Panel Paper: How Early Head Start Programs Help Meet the Child Care Needs of Low-Income Families

Saturday, November 9, 2013 : 8:20 AM
Mayfair Court (Westin Georgetown)

*Names in bold indicate Presenter

Cheri A. Vogel, Kimberly Boller, Yange Xue and Lauren Bernstein, Mathematica Policy Research
Early Head Start (EHS) is a two-generation program that serves low-income pregnant women and families with children to age 3. Aimed at promoting child development and family well-being, EHS offers high-quality, comprehensive educational, nutritional, health, social and other services through three primary service options: center-based child care, a home visiting option, and family child care, with many different possible combinations of these options. Additionally, EHS programs establish partnerships with various community agencies. Through these partnerships, EHS programs aim to meet diverse family needs families by connecting them to health and mental health providers, social and economic support services, and child care providers offering wraparound care.

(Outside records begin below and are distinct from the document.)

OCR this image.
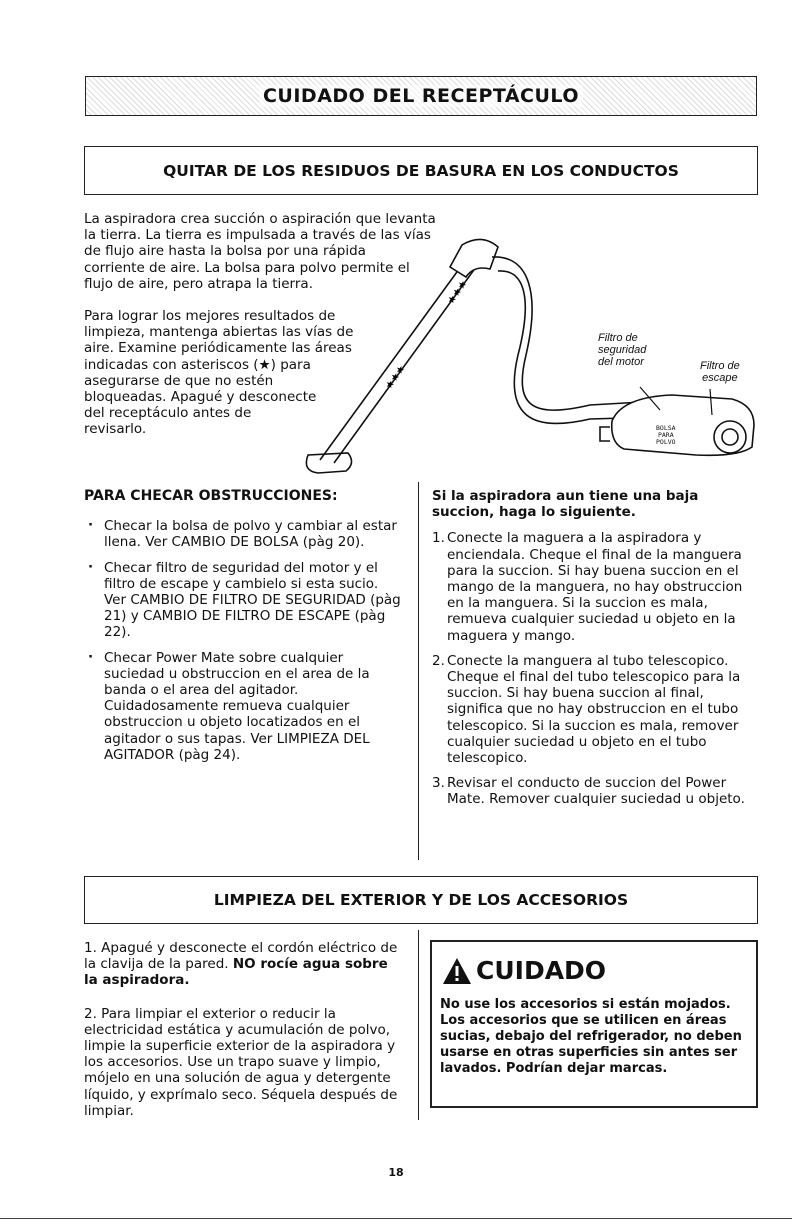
CUIDADO DEL RECEPTÁCULO
QUITAR DE LOS RESIDUOS DE BASURA EN LOS CONDUCTOS
La aspiradora crea succión o aspiración que levanta
la tierra. La tierra es impulsada a través de las vías
de flujo aire hasta la bolsa por una rápida
corriente de aire. La bolsa para polvo permite el
flujo de aire, pero atrapa la tierra.
Para lograr los mejores resultados de
limpieza, mantenga abiertas las vías de
aire. Examine periódicamente las áreas
indicadas con asteriscos (★) para
asegurarse de que no estén
bloqueadas. Apagué y desconecte
del receptáculo antes de
revisarlo.
★★★
★★★
Filtro de
seguridad
del motor	Filtro de
escape
BOLSA
PARA
POLVO
PARA CHECAR OBSTRUCCIONES:
· Checar la bolsa de polvo y cambiar al estar llena. Ver CAMBIO DE BOLSA (pàg 20).
· Checar filtro de seguridad del motor y el filtro de escape y cambielo si esta sucio. Ver CAMBIO DE FILTRO DE SEGURIDAD (pàg 21) y CAMBIO DE FILTRO DE ESCAPE (pàg 22).
· Checar Power Mate sobre cualquier suciedad u obstruccion en el area de la banda o el area del agitador. Cuidadosamente remueva cualquier obstruccion u objeto locatizados en el agitador o sus tapas. Ver LIMPIEZA DEL AGITADOR (pàg 24).
Si la aspiradora aun tiene una baja succion, haga lo siguiente.
1. Conecte la maguera a la aspiradora y enciendala. Cheque el final de la manguera para la succion. Si hay buena succion en el mango de la manguera, no hay obstruccion en la manguera. Si la succion es mala, remueva cualquier suciedad u objeto en la maguera y mango.
2. Conecte la manguera al tubo telescopico. Cheque el final del tubo telescopico para la succion. Si hay buena succion al final, significa que no hay obstruccion en el tubo telescopico. Si la succion es mala, remover cualquier suciedad u objeto en el tubo telescopico.
3. Revisar el conducto de succion del Power Mate. Remover cualquier suciedad u objeto.
LIMPIEZA DEL EXTERIOR Y DE LOS ACCESORIOS

1. Apagué y desconecte el cordón eléctrico de la clavija de la pared. NO rocíe agua sobre la aspiradora.

2. Para limpiar el exterior o reducir la electricidad estática y acumulación de polvo, limpie la superficie exterior de la aspiradora y los accesorios. Use un trapo suave y limpio, mójelo en una solución de agua y detergente líquido, y exprímalo seco. Séquela después de limpiar.

CUIDADO
No use los accesorios si están mojados. Los accesorios que se utilicen en áreas sucias, debajo del refrigerador, no deben usarse en otras superficies sin antes ser lavados. Podrían dejar marcas.
18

The EHS Family and Child Experiences Study (Baby FACES) is the first descriptive study of a nationally representative sample of 89 programs. It includes two cohorts of children (newborns and 1 year olds) who were followed throughout their experience in EHS. Slightly less than 1,000 children and families were enrolled in the study. Extensive data were collected annually on families, children, EHS staff, and programs including data on families’ needs for and participation in EHS and other child care services.

In this paper, we provide an overarching picture of the landscape of child care needs and use in a sample of EHS families, and the ways that EHS programs provide supports for these needs. We first describe the characteristics and work support needs of families in EHS including reported employment or schooling activities.[1] We then describe how programs have responded to those needs in terms of how they provide child care services, such as the number of child care centers operated by programs, the number of child care partnerships established, and hours of center operation. Because the study began the year before an historic expansion of the EHS program under the American Reinvestment and Recovery Act (ARRA), we also describe how programs who received these funds used them to expand child care services, and identify possible gaps in services due to changes in services offered at different times of the year. 

Next we describe EHS families’ participation in child care services. We look at families’ use of child care within the EHS program options, as well as through partnerships or other arrangements for supplemental or wraparound care at study entry (when children were 1 year old). We then examine how EHS and child care participation varies among families with different work support needs and how child care use changes over time.  Finally, we describe families’ use of formal and informal child care arrangements upon exiting the EHS program when children were 3 years old. Findings are discussed in terms of the work support needs of families enrolled in EHS and the extent to which EHS programs are meeting those needs.

[1]  We define an “employment” based on activities of each parent living in the home. Employment is considered to be working part time or more or attending school or training.